In an appeal issued to imperialist capital for Keynesian type measures to alleviate, in their own words, “one of the most profound crises in its history” the union leadership has previously explained their acceptance that workers must pay the price for the capitalist crisis. Seeing the role of trade unionism as “key” to a transformation to a “socialist society” they argue that trade unions are “also essential to the survival of capitalism.” In their view trade unionism must first deliver a profitable capitalism so that their 'gas and water' version of socialism can be negotiated with the state. 

Trotsky's description of the bureaucracy in 'Trade Unions in the Epoch of Imperialist Decay' describes the Irish trade union bureaucracy of today well;

“In the eyes of the bureaucracy of the trade union movement the chief task lies in “freeing” the state from the embrace of capitalism, in weakening its dependence on trusts, in pulling it over to their side. This position is in complete harmony with the social position of the labour aristocracy and the labour bureaucracy, who fight for a crumb in the share of superprofits of imperialist capitalism.” 
Their theory of socialist transformation holds that it is possible only if Irish capitalism can afford it, or if they can wring a crumb or two from the superprofits of imperialist capitalism. It is a view that brings them up against the buffers of reformism. They accept the fiscal parameters generated by the crisis and imposed by the Troika, within which meaningful reform is not possible, and they accept that the working class must pay to restore profitability. They are completely disarmed and their opposite numbers know it! 

Wave of Resistance

After years of wage cuts, the erosion of working conditions and the relentless advance of privatisation plans for public transport a wave of resistance broke out with repeated angry strikes which led only to a demobilisation with nothing to show. In the process the bureaucracy revealed their utter determination to stick within the “narrow confines of the fiscal space” and with their deals with the State. That wave has receded and this is reflected across the working class in the brow beaten votes accepting the Haddington Road II agreement, which was attained using the same bureaucratic strategy that demobilised the strikes. 

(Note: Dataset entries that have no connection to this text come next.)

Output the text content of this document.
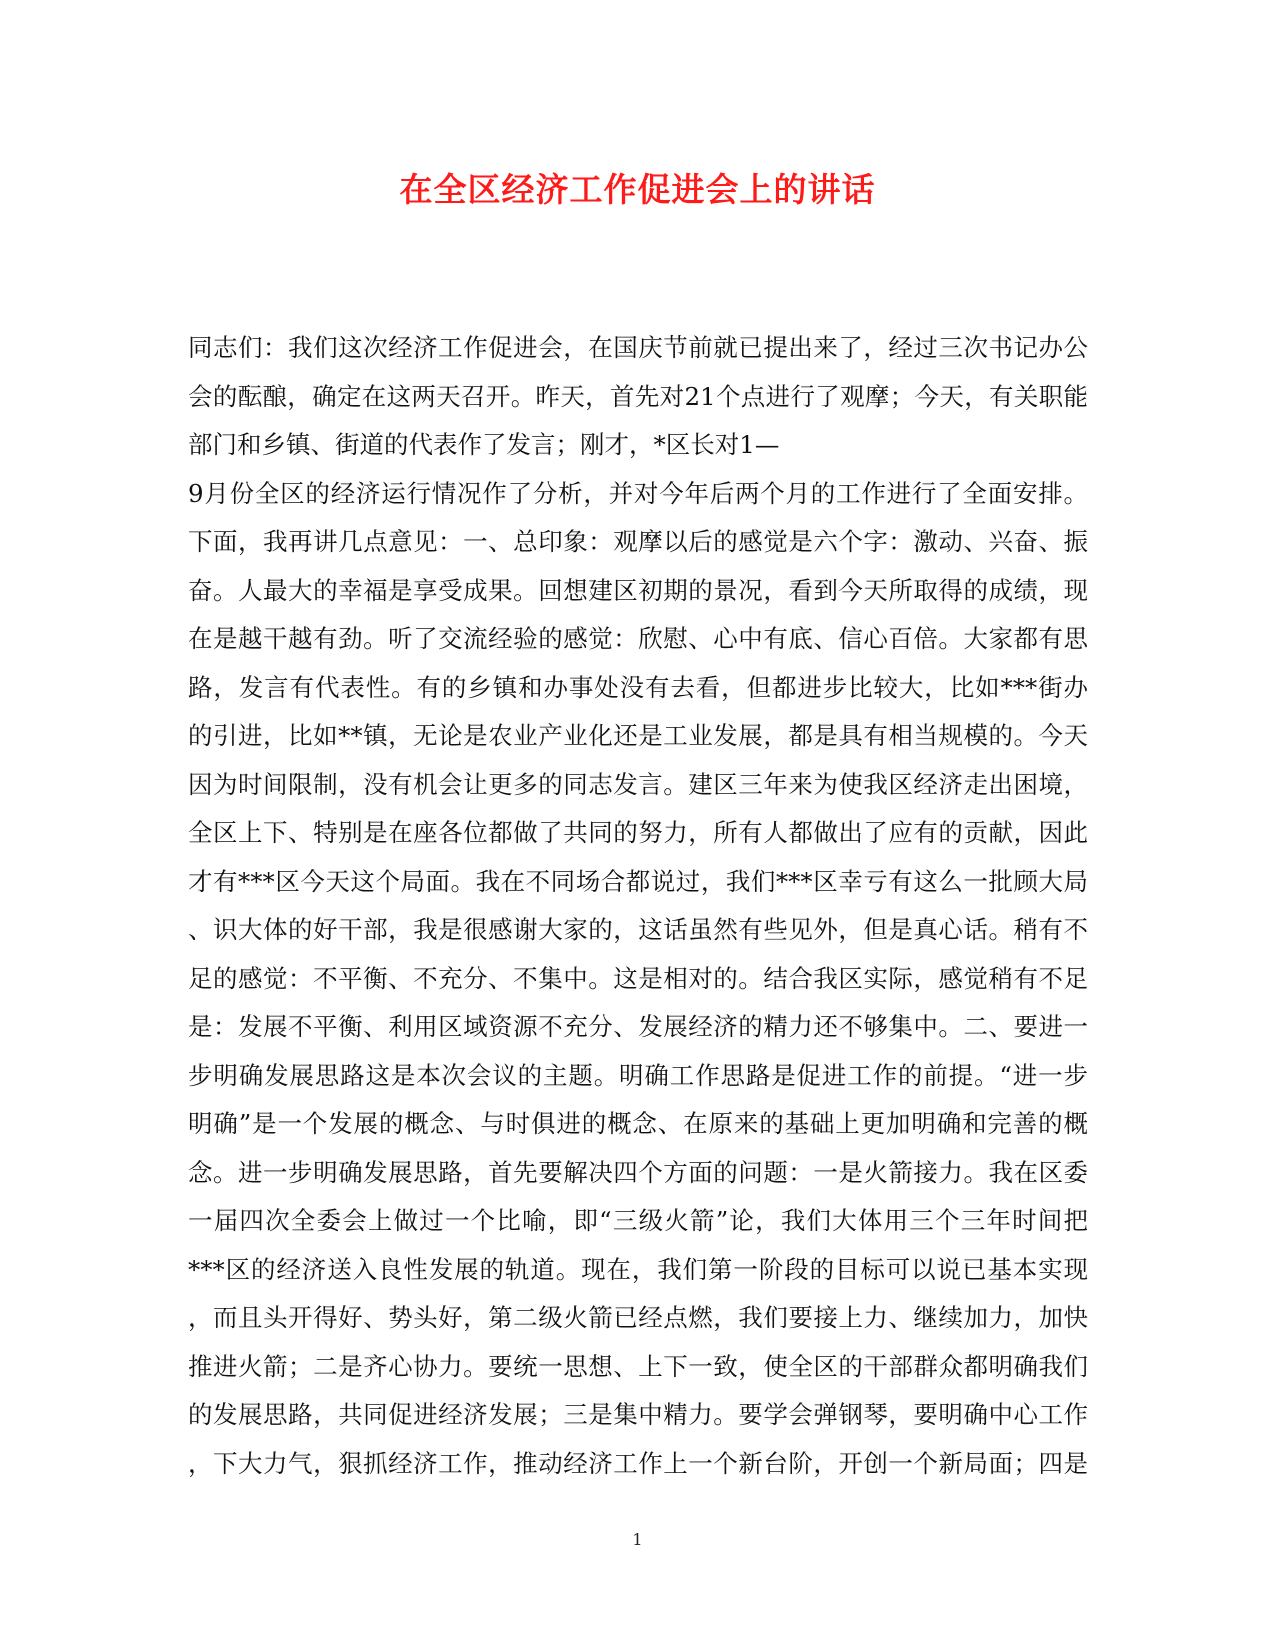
在全区经济工作促进会上的讲话
同志们：我们这次经济工作促进会，在国庆节前就已提出来了，经过三次书记办公
会的酝酿，确定在这两天召开。昨天，首先对21个点进行了观摩；今天，有关职能
部门和乡镇、街道的代表作了发言；刚才，*区长对1—
9月份全区的经济运行情况作了分析，并对今年后两个月的工作进行了全面安排。
下面，我再讲几点意见：一、总印象：观摩以后的感觉是六个字：激动、兴奋、振
奋。人最大的幸福是享受成果。回想建区初期的景况，看到今天所取得的成绩，现
在是越干越有劲。听了交流经验的感觉：欣慰、心中有底、信心百倍。大家都有思
路，发言有代表性。有的乡镇和办事处没有去看，但都进步比较大，比如***街办
的引进，比如**镇，无论是农业产业化还是工业发展，都是具有相当规模的。今天
因为时间限制，没有机会让更多的同志发言。建区三年来为使我区经济走出困境，
全区上下、特别是在座各位都做了共同的努力，所有人都做出了应有的贡献，因此
才有***区今天这个局面。我在不同场合都说过，我们***区幸亏有这么一批顾大局
、识大体的好干部，我是很感谢大家的，这话虽然有些见外，但是真心话。稍有不
足的感觉：不平衡、不充分、不集中。这是相对的。结合我区实际，感觉稍有不足
是：发展不平衡、利用区域资源不充分、发展经济的精力还不够集中。二、要进一
步明确发展思路这是本次会议的主题。明确工作思路是促进工作的前提。“进一步
明确”是一个发展的概念、与时俱进的概念、在原来的基础上更加明确和完善的概
念。进一步明确发展思路，首先要解决四个方面的问题：一是火箭接力。我在区委
一届四次全委会上做过一个比喻，即“三级火箭”论，我们大体用三个三年时间把
***区的经济送入良性发展的轨道。现在，我们第一阶段的目标可以说已基本实现
，而且头开得好、势头好，第二级火箭已经点燃，我们要接上力、继续加力，加快
推进火箭；二是齐心协力。要统一思想、上下一致，使全区的干部群众都明确我们
的发展思路，共同促进经济发展；三是集中精力。要学会弹钢琴，要明确中心工作
，下大力气，狠抓经济工作，推动经济工作上一个新台阶，开创一个新局面；四是
1
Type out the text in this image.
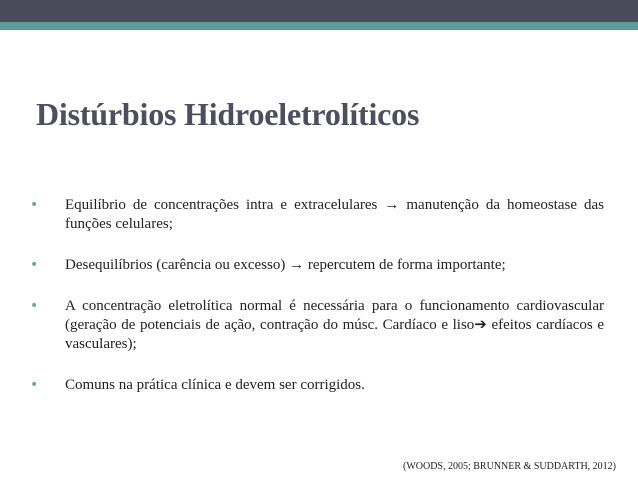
Distúrbios Hidroeletrolíticos
• Equilíbrio de concentrações intra e extracelulares → manutenção da homeostase das funções celulares;
• Desequilíbrios (carência ou excesso) → repercutem de forma importante;
• A concentração eletrolítica normal é necessária para o funcionamento cardiovascular (geração de potenciais de ação, contração do músc. Cardíaco e liso➔ efeitos cardíacos e vasculares);
• Comuns na prática clínica e devem ser corrigidos.
(WOODS, 2005; BRUNNER & SUDDARTH, 2012)
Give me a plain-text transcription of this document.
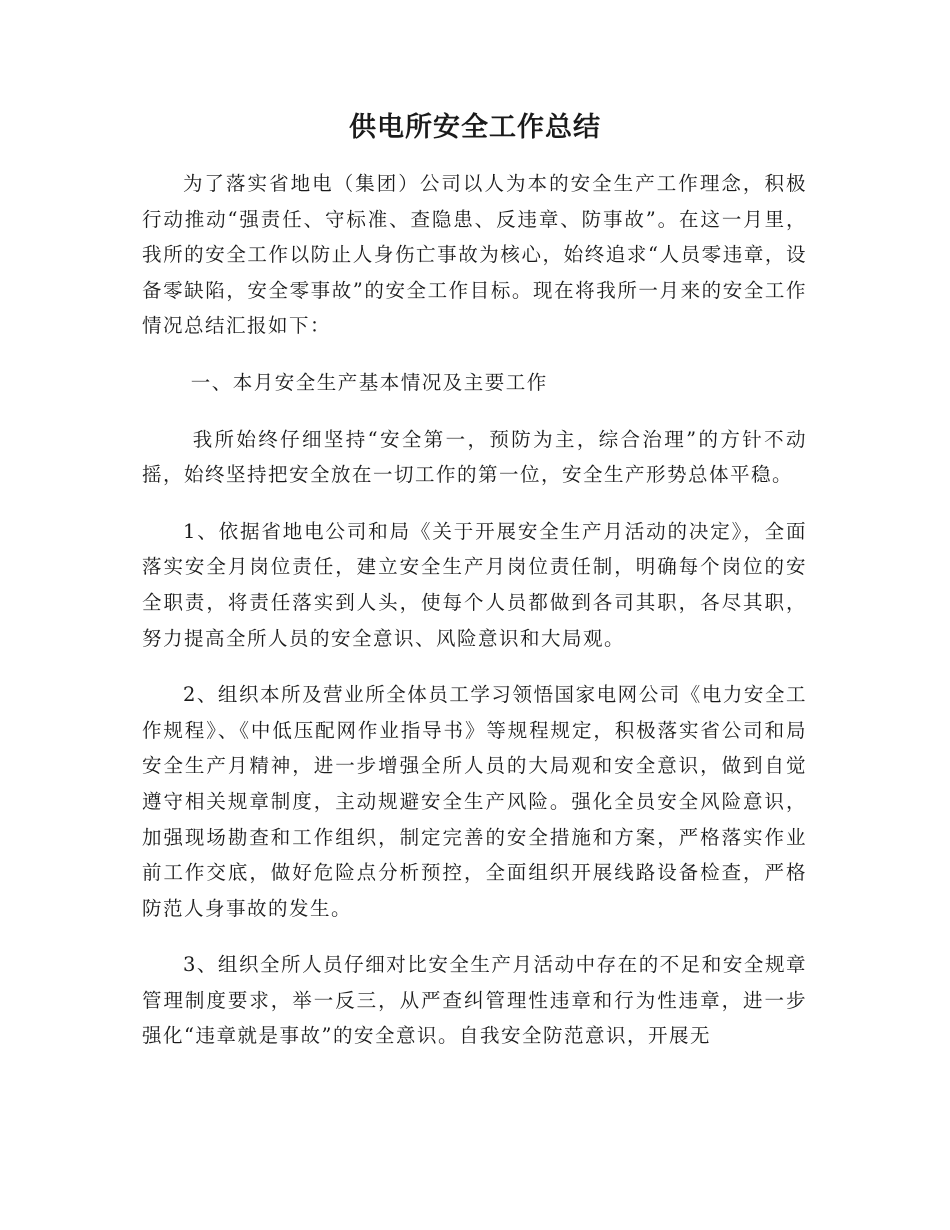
供电所安全工作总结

为了落实省地电（集团）公司以人为本的安全生产工作理念，积极行动推动“强责任、守标准、查隐患、反违章、防事故”。在这一月里，我所的安全工作以防止人身伤亡事故为核心，始终追求“人员零违章，设备零缺陷，安全零事故”的安全工作目标。现在将我所一月来的安全工作情况总结汇报如下：

一、本月安全生产基本情况及主要工作

我所始终仔细坚持“安全第一，预防为主，综合治理”的方针不动摇，始终坚持把安全放在一切工作的第一位，安全生产形势总体平稳。

1、依据省地电公司和局《关于开展安全生产月活动的决定》，全面落实安全月岗位责任，建立安全生产月岗位责任制，明确每个岗位的安全职责，将责任落实到人头，使每个人员都做到各司其职，各尽其职，努力提高全所人员的安全意识、风险意识和大局观。

2、组织本所及营业所全体员工学习领悟国家电网公司《电力安全工作规程》、《中低压配网作业指导书》等规程规定，积极落实省公司和局安全生产月精神，进一步增强全所人员的大局观和安全意识，做到自觉遵守相关规章制度，主动规避安全生产风险。强化全员安全风险意识，加强现场勘查和工作组织，制定完善的安全措施和方案，严格落实作业前工作交底，做好危险点分析预控，全面组织开展线路设备检查，严格防范人身事故的发生。

3、组织全所人员仔细对比安全生产月活动中存在的不足和安全规章管理制度要求，举一反三，从严查纠管理性违章和行为性违章，进一步强化“违章就是事故”的安全意识。自我安全防范意识，开展无
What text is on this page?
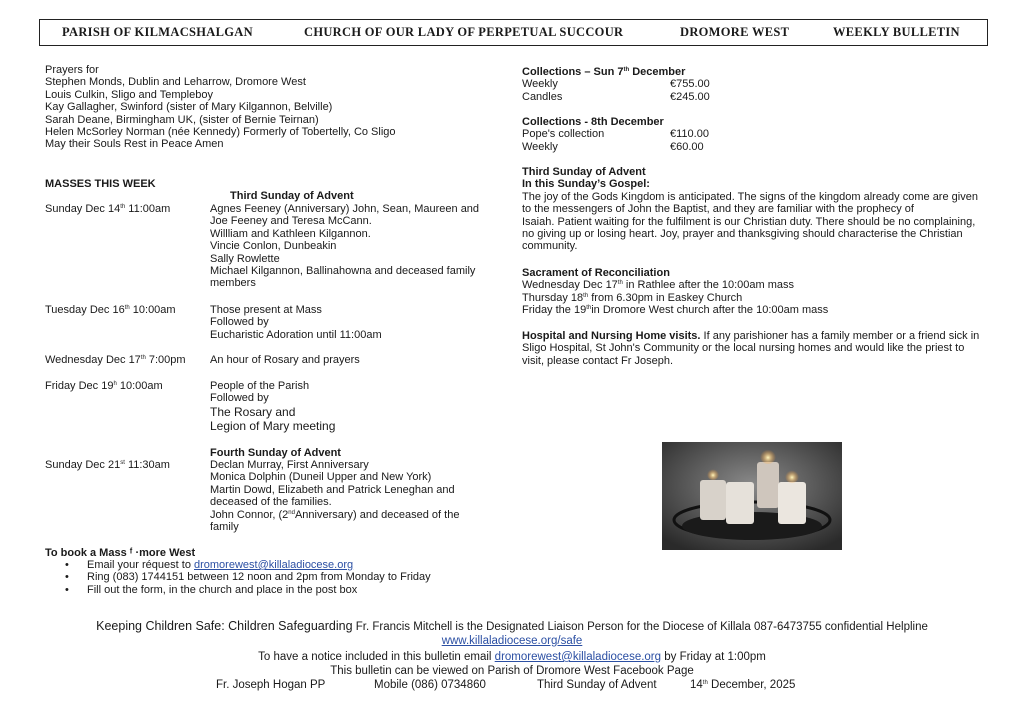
PARISH OF KILMACSHALGAN	CHURCH OF OUR LADY OF PERPETUAL SUCCOUR	DROMORE WEST	WEEKLY BULLETIN
Prayers for
Stephen Monds, Dublin and Leharrow, Dromore West
Louis Culkin, Sligo and Templeboy
Kay Gallagher, Swinford (sister of Mary Kilgannon, Belville)
Sarah Deane, Birmingham UK, (sister of Bernie Teirnan)
Helen McSorley Norman (née Kennedy) Formerly of Tobertelly, Co Sligo
May their Souls Rest in Peace Amen
MASSES THIS WEEK
Third Sunday of Advent
Sunday Dec 14th 11:00am	Agnes Feeney (Anniversary) John, Sean, Maureen and
Joe Feeney and Teresa McCann.
Willliam and Kathleen Kilgannon.
Vincie Conlon, Dunbeakin
Sally Rowlette
Michael Kilgannon, Ballinahowna and deceased family
members
Tuesday Dec 16th 10:00am	Those present at Mass
Followed by
Eucharistic Adoration until 11:00am
Wednesday Dec 17th 7:00pm An hour of Rosary and prayers
Friday Dec 19$^h$ 10:00am	People of the Parish
Followed by
The Rosary and
Legion of Mary meeting
Fourth Sunday of Advent
Sunday Dec 21st 11:30am	Declan Murray, First Anniversary
Monica Dolphin (Duneil Upper and New York)
Martin Dowd, Elizabeth and Patrick Leneghan and
deceased of the families.
John Connor, (2ndAnniversary) and deceased of the
family
To book a Mass ᶠ ·more West
• Email your réquest to dromorewest@killaladiocese.org
• Ring (083) 1744151 between 12 noon and 2pm from Monday to Friday
• Fill out the form, in the church and place in the post box
Collections – Sun 7th December
Weekly	€755.00
Candles	€245.00
Collections - 8th December
Pope's collection	€110.00
Weekly	€60.00
Third Sunday of Advent
In this Sunday’s Gospel:
The joy of the Gods Kingdom is anticipated. The signs of the kingdom already come are given
to the messengers of John the Baptist, and they are familiar with the prophecy of
Isaiah. Patient waiting for the fulfilment is our Christian duty. There should be no complaining,
no giving up or losing heart. Joy, prayer and thanksgiving should characterise the Christian
community.
Sacrament of Reconciliation
Wednesday Dec 17th in Rathlee after the 10:00am mass
Thursday 18th from 6.30pm in Easkey Church
Friday the 19thin Dromore West church after the 10:00am mass
Hospital and Nursing Home visits. If any parishioner has a family member or a friend sick in
Sligo Hospital, St John's Community or the local nursing homes and would like the priest to
visit, please contact Fr Joseph.
Keeping Children Safe: Children Safeguarding Fr. Francis Mitchell is the Designated Liaison Person for the Diocese of Killala 087-6473755 confidential Helpline
www.killaladiocese.org/safe
To have a notice included in this bulletin email dromorewest@killaladiocese.org by Friday at 1:00pm
This bulletin can be viewed on Parish of Dromore West Facebook Page
Fr. Joseph Hogan PP	Mobile (086) 0734860	Third Sunday of Advent	14th December, 2025
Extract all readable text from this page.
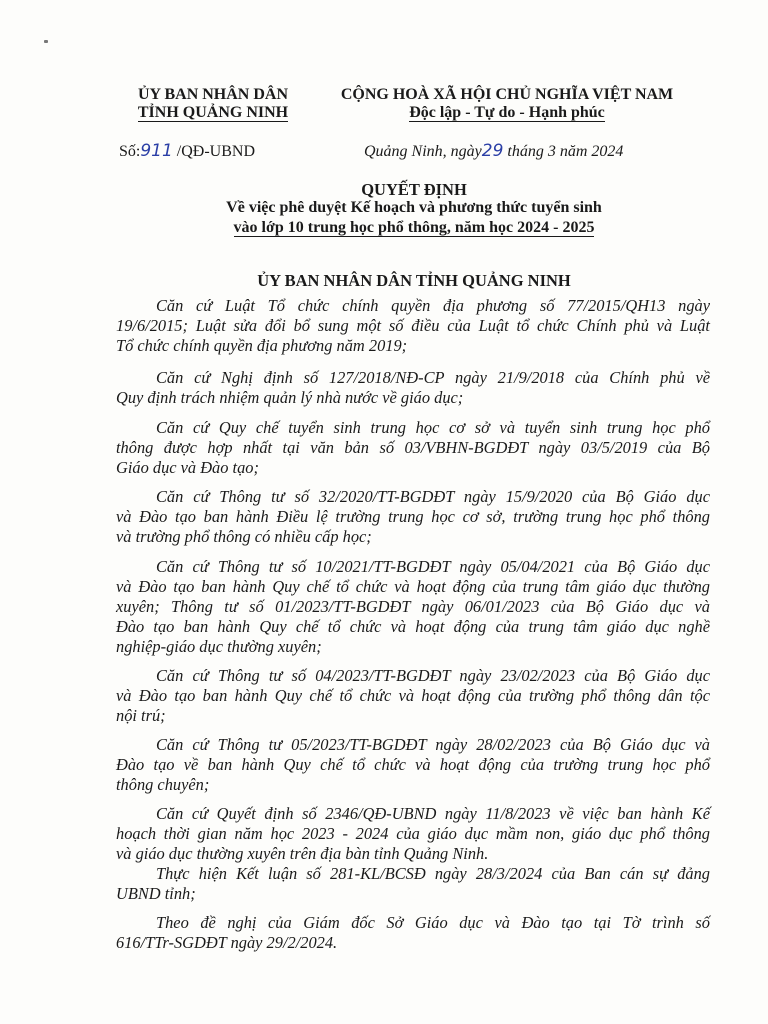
ỦY BAN NHÂN DÂN
TỈNH QUẢNG NINH
Số:911 /QĐ-UBND
CỘNG HOÀ XÃ HỘI CHỦ NGHĨA VIỆT NAM
Độc lập - Tự do - Hạnh phúc
Quảng Ninh, ngày29 tháng 3 năm 2024
QUYẾT ĐỊNH
Về việc phê duyệt Kế hoạch và phương thức tuyển sinh
vào lớp 10 trung học phổ thông, năm học 2024 - 2025
ỦY BAN NHÂN DÂN TỈNH QUẢNG NINH
Căn cứ Luật Tổ chức chính quyền địa phương số 77/2015/QH13 ngày
19/6/2015; Luật sửa đổi bổ sung một số điều của Luật tổ chức Chính phủ và Luật
Tổ chức chính quyền địa phương năm 2019;
Căn cứ Nghị định số 127/2018/NĐ-CP ngày 21/9/2018 của Chính phủ về
Quy định trách nhiệm quản lý nhà nước về giáo dục;
Căn cứ Quy chế tuyển sinh trung học cơ sở và tuyển sinh trung học phổ
thông được hợp nhất tại văn bản số 03/VBHN-BGDĐT ngày 03/5/2019 của Bộ
Giáo dục và Đào tạo;
Căn cứ Thông tư số 32/2020/TT-BGDĐT ngày 15/9/2020 của Bộ Giáo dục
và Đào tạo ban hành Điều lệ trường trung học cơ sở, trường trung học phổ thông
và trường phổ thông có nhiều cấp học;
Căn cứ Thông tư số 10/2021/TT-BGDĐT ngày 05/04/2021 của Bộ Giáo dục
và Đào tạo ban hành Quy chế tổ chức và hoạt động của trung tâm giáo dục thường
xuyên; Thông tư số 01/2023/TT-BGDĐT ngày 06/01/2023 của Bộ Giáo dục và
Đào tạo ban hành Quy chế tổ chức và hoạt động của trung tâm giáo dục nghề
nghiệp-giáo dục thường xuyên;
Căn cứ Thông tư số 04/2023/TT-BGDĐT ngày 23/02/2023 của Bộ Giáo dục
và Đào tạo ban hành Quy chế tổ chức và hoạt động của trường phổ thông dân tộc
nội trú;
Căn cứ Thông tư 05/2023/TT-BGDĐT ngày 28/02/2023 của Bộ Giáo dục và
Đào tạo về ban hành Quy chế tổ chức và hoạt động của trường trung học phổ
thông chuyên;
Căn cứ Quyết định số 2346/QĐ-UBND ngày 11/8/2023 về việc ban hành Kế
hoạch thời gian năm học 2023 - 2024 của giáo dục mầm non, giáo dục phổ thông
và giáo dục thường xuyên trên địa bàn tỉnh Quảng Ninh.
Thực hiện Kết luận số 281-KL/BCSĐ ngày 28/3/2024 của Ban cán sự đảng
UBND tỉnh;
Theo đề nghị của Giám đốc Sở Giáo dục và Đào tạo tại Tờ trình số
616/TTr-SGDĐT ngày 29/2/2024.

The continued advances towards a low pay economy gained through the mechanism of privatisation, two tier pay and cuts will continue which means that inevitably workers' anger will again express itself in what union officials have described as “uncontainable” upsurges. 

The existing bureaucratic leadership is entirely institutionalised and will once again fight to “contain” those upsurges, continuing to sacrifice the working class to “save” capitalism today with vague promises of reforms and gas and water 'socialism' for a tomorrow which will never come. 

This presents a challenge for worker activists and trade union rank and file members. Our trade unions must break with and confront the policies of global capitalism and this will only happen through a struggle to reinvigorate and democratise our unions. A break with the bureaucratic leadership is crucial and is the basis of a struggle to replace collaboration with the state with uncompromising resistance to it. 

As Trotsky noted; 

“The trade unions of our time can either serve as secondary instruments of imperialist capitalism for the subordination and disciplining of workers and for obstructing the revolution, or, on the contrary, the trade unions can become the instruments of the revolutionary movement of the proletariat.” 
Resistance to the impact of the capitalist crisis faces immediately the power of the state and behind it global capital and imperialism. Revolutionaries and anti-imperialists must make the removal of the existing reactionary trade union leadership a priority and fight for the conversion of trade unions into real instruments of working class defence and revolutionary resistance.